Nous avons tenu à reproduire dans ce qu’elle a d’essentiel la réponse du Journal de Saint-Pétersbourg ; chacun peut juger de la puissance des argumens qu’on y développe. Dans notre premier travail, nous avons laissé parler les données officielles ; ici nous avons cédé la parole aux défenseurs avoués de l’administration russe. Que voudrait-on de plus ? Sommes-nous responsable du triste état des choses dont témoignent des chiffres reconnus exacts, ou de ce qu’une défense trop difficile peut laisser à désirer ? Il est vrai que, dans un premier article du 25 février 1864 [4], un professeur d’économie politique connu par des travaux estimables, M. Bunge, s’exprime ainsi : « Conclure à l’absence des moyens pour nous faire sortir des difficultés contre lesquelles lutte notre administration financière, n’est-ce pas proclamer hautement la stérilité de son savoir ? » Ce reproche, nous l’acceptons. Oui, notre savoir est stérile pour une pareille œuvre, et nous admirerons l’habileté de M. Bunge, s’il réussit à l’accomplir. Ce sera l’homme de génie attendu par le général Tchevkine, et l’empereur Alexandre II devra se hâter de lui confier le portefeuille des finances.
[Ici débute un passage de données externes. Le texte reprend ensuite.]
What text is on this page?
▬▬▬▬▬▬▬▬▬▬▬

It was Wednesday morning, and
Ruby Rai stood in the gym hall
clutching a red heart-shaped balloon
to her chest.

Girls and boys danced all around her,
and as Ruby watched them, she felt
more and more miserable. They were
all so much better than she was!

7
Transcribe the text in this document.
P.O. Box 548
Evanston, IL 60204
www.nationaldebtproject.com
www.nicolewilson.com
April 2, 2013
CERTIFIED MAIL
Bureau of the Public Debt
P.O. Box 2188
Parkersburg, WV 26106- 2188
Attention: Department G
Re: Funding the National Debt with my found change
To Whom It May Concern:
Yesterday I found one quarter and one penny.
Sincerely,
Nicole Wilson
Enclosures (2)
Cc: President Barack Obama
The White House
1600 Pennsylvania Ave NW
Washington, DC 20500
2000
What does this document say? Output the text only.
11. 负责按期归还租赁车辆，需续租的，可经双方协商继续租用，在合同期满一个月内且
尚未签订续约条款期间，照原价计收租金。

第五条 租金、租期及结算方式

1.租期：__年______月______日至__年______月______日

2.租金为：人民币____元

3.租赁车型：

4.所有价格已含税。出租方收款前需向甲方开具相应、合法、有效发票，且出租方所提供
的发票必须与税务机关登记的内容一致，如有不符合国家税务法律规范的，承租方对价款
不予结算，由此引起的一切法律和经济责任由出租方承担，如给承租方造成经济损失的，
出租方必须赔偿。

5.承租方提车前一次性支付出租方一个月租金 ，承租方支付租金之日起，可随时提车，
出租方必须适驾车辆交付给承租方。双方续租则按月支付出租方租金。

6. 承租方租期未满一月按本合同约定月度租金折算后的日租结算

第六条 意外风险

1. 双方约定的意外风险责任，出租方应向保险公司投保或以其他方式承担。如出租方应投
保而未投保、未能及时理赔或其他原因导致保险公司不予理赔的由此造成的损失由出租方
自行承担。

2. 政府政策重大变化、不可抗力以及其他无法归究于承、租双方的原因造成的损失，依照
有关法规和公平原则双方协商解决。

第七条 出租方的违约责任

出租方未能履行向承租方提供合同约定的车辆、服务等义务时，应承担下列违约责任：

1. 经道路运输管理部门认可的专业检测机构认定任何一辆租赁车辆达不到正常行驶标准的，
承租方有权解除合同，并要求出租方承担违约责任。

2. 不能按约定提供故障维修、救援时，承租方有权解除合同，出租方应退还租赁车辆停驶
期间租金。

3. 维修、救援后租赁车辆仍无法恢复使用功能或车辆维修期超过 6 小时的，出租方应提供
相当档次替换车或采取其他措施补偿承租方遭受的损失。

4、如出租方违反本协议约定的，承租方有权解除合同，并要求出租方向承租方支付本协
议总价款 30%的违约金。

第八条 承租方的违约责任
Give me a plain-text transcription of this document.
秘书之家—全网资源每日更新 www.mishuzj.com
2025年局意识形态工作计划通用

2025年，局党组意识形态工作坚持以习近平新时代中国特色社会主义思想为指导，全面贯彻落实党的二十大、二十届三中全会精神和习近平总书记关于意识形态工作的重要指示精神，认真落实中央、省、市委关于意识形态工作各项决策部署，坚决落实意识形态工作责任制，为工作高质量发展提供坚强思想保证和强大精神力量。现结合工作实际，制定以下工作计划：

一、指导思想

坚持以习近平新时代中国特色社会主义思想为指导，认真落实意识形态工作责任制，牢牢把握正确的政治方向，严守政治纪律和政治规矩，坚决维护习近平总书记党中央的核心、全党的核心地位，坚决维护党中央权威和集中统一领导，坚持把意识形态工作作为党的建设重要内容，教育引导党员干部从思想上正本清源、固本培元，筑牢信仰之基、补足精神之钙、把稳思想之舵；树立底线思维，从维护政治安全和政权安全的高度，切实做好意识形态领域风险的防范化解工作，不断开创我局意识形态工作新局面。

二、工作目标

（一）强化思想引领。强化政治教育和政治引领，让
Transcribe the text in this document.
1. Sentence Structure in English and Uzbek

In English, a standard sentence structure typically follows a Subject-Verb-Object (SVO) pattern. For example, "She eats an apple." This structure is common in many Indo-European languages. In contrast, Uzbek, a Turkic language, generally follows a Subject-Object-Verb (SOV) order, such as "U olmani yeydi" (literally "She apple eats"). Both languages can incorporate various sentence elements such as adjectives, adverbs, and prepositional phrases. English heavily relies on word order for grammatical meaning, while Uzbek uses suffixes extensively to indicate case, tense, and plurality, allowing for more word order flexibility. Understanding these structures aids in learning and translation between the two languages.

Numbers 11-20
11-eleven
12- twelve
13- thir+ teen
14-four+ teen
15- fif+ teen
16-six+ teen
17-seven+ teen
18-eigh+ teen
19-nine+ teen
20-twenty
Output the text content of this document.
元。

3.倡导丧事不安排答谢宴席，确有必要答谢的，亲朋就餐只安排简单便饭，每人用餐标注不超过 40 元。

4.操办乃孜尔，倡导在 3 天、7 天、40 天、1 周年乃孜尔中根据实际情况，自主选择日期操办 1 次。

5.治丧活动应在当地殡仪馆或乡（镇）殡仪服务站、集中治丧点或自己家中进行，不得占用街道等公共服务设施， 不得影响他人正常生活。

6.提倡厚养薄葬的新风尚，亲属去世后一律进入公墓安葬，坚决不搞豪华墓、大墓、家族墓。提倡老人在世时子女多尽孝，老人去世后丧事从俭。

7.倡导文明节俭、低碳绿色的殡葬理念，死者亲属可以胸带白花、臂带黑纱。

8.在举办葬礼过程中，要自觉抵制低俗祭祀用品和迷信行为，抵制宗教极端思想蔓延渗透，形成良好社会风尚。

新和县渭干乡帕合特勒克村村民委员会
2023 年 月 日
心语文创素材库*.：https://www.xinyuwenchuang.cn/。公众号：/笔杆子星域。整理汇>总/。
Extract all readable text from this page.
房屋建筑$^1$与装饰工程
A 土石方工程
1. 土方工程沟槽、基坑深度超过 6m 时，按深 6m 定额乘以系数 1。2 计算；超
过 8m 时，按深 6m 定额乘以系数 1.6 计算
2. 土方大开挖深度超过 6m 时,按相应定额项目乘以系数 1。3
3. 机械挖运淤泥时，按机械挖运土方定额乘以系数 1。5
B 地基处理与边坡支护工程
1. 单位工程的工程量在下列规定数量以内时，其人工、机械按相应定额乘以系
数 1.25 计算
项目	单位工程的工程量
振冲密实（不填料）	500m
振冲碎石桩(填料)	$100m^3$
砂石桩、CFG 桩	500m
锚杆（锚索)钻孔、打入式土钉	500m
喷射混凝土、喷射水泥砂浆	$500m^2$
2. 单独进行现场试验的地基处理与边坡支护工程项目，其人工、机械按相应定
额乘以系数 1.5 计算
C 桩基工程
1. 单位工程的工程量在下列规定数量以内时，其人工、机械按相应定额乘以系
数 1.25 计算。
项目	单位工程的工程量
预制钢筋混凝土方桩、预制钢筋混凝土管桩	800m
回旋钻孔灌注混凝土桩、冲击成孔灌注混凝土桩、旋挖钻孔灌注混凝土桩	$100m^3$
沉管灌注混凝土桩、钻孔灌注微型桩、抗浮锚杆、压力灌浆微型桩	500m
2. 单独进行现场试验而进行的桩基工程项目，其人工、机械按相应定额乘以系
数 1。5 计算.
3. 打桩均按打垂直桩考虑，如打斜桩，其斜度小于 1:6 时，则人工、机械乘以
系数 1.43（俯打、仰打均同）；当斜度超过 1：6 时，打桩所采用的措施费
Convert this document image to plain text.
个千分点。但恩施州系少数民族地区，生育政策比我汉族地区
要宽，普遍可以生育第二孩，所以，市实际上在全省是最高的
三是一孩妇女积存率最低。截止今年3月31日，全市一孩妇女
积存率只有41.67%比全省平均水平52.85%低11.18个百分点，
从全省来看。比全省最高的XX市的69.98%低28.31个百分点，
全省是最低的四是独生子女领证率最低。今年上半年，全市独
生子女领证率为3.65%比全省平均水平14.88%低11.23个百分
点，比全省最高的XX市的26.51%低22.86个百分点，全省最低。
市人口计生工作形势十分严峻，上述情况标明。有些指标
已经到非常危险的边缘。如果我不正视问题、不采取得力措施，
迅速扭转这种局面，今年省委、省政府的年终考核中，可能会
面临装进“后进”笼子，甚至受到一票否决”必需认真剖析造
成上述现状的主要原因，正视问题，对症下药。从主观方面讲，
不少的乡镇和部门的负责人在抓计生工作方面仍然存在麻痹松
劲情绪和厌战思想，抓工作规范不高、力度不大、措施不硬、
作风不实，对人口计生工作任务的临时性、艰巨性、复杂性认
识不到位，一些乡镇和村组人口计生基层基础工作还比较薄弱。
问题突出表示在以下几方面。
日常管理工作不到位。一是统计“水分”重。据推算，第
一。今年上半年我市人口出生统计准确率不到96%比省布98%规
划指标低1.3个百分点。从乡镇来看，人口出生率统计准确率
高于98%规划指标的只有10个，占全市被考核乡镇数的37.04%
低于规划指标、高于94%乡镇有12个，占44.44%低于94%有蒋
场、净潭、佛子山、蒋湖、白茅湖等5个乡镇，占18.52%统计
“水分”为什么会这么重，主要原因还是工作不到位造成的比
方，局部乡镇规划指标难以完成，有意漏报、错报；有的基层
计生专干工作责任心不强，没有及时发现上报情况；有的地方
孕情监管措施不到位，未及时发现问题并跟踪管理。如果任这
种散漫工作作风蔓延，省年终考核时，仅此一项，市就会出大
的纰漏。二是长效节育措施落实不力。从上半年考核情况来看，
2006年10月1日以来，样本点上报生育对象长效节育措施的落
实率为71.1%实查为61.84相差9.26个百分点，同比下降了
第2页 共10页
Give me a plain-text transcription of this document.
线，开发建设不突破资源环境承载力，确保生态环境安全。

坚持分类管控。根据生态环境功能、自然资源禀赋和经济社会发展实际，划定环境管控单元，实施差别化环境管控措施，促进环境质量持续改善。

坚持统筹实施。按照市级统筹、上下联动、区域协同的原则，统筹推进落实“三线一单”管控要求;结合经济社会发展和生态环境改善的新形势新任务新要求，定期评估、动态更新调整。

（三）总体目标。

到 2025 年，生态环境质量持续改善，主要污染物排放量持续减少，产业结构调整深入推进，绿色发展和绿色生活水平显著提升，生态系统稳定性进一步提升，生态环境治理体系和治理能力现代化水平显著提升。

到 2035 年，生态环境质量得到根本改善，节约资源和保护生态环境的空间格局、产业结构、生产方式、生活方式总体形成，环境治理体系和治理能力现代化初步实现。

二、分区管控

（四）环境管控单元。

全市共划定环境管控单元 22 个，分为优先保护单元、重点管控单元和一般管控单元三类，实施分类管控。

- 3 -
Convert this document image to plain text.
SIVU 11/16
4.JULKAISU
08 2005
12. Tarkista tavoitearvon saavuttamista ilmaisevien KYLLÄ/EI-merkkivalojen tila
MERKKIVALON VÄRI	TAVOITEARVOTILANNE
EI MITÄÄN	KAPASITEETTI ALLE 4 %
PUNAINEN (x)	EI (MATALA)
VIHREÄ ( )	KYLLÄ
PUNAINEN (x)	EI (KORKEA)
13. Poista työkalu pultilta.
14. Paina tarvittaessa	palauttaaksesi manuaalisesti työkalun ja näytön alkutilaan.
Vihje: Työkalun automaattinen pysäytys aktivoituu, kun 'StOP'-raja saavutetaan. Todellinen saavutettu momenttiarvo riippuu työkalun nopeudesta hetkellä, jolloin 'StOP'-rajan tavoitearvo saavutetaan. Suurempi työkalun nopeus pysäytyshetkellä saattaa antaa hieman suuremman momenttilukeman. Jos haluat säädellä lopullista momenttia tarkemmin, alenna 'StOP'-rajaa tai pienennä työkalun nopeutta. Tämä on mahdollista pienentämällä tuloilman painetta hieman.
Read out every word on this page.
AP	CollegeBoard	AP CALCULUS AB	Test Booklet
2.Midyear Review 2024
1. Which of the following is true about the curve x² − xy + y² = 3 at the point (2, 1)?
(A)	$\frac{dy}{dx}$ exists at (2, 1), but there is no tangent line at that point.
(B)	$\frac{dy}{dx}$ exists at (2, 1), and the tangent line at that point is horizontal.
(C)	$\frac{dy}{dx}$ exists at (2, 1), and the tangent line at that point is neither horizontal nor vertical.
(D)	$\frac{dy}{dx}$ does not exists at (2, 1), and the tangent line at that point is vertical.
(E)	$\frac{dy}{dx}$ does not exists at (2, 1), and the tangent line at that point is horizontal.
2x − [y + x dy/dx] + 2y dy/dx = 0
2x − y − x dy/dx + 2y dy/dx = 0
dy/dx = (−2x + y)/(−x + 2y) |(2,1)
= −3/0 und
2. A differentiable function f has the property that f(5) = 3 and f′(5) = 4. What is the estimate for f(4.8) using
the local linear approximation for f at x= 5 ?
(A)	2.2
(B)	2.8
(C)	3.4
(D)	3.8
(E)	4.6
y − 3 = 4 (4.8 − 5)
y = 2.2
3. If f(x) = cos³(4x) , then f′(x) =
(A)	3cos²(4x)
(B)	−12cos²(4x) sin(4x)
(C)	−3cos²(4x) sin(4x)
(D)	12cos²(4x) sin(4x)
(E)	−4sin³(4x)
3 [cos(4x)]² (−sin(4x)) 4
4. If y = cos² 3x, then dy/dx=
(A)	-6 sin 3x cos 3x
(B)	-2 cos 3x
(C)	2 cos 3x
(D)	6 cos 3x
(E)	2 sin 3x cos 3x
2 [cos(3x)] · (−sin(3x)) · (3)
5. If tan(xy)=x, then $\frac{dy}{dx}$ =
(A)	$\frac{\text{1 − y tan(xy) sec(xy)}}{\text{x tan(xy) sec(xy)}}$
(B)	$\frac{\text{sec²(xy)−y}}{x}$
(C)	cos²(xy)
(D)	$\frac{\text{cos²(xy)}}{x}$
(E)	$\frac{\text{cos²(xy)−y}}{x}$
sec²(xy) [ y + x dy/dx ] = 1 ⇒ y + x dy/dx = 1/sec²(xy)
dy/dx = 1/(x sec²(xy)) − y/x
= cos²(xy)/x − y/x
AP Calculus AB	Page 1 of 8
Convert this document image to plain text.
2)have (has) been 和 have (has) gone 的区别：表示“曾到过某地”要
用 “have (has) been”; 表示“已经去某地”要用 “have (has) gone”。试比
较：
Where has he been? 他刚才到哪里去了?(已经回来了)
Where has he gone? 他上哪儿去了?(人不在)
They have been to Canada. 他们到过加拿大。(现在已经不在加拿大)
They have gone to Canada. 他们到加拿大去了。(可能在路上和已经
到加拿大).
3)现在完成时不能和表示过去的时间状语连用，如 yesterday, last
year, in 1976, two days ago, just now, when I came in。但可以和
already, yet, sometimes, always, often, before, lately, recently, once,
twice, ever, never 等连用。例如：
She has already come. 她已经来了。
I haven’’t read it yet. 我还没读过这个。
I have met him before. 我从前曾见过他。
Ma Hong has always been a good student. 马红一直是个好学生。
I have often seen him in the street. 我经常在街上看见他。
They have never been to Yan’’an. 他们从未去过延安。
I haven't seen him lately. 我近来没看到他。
Dans la multitude d’écrits russes sur la question soulevée par notre étude, c’est toujours le même argument qui reparaît. Personne ne conteste les chiffres, mais on s’attaque aux inductions, et l’on prétend que nous n’avons pas tout dit. Le Journal de Saint-Pétersbourg et M. de Thoerner insistent sur les nécessités qu’imposent à la circulation monétaire de la Russie l’étendue de l’empire, l’absence des voies de communication et l’absence plus complète encore du crédit ; mais tout s’équilibre, et ce triste reflet de la barbarie, qui jette une ombre si épaisse sur la Russie, n’exerce-t-il point aussi quelque influence sur la formation de la richesse ? L’amour-propre national se révolte contre ces paroles : « La Russie est pauvre. » Certes ce ne sont pas des peintures comme celles du Journal de Saint-Pétersbourg qui sont de nature à inspirer une conviction contraire. Dans sa naïveté, l’aveu est instructif : il ne faut point être pessimiste pour éprouver une surprise peu agréable en présence de ces procédés rudimentaires, qui dénotent une société se dégageant à peine des langes de la barbarie : tout ce qui fait la force de l’Occident y reste inconnu, tous les rouages sont d’une grossièreté primitive.

Il est un moyen dont les écrivains russes usent volontiers quand ils veulent se soustraire aux embarras d’une discussion sur les ressources et sur l’administration financière de leur pays. « C’est bien pis en Autriche, disent-ils. Et puis la France et l’Angleterre n’ont-elles pas eu leur papier-monnaie ? » L’Autriche a le droit de se trouver humiliée d’un semblable parallèle ; si elle souffre du papier-monnaie, elle s’applique à s’en débarrasser, au lieu de chercher à masquer par un faux système une situation déplorable. L’Autriche travaille, elle produit bien et beaucoup ; aucune des forces de la civilisation moderne ne lui demeure étrangère, et les producteurs de blé en Russie savent combien leur devient périlleuse la concurrence des céréales de la Hongrie, aidée par les voies perfectionnées de communication.

La révolution française a souffert de la grande erreur des assignats, mais ses idées ont labouré le monde, mais son génie a plus créé que ses fautes financières n’ont pu détruire. Celles-ci n’ont été qu’un détail secondaire dans le majestueux ensemble d’une œuvre de géans.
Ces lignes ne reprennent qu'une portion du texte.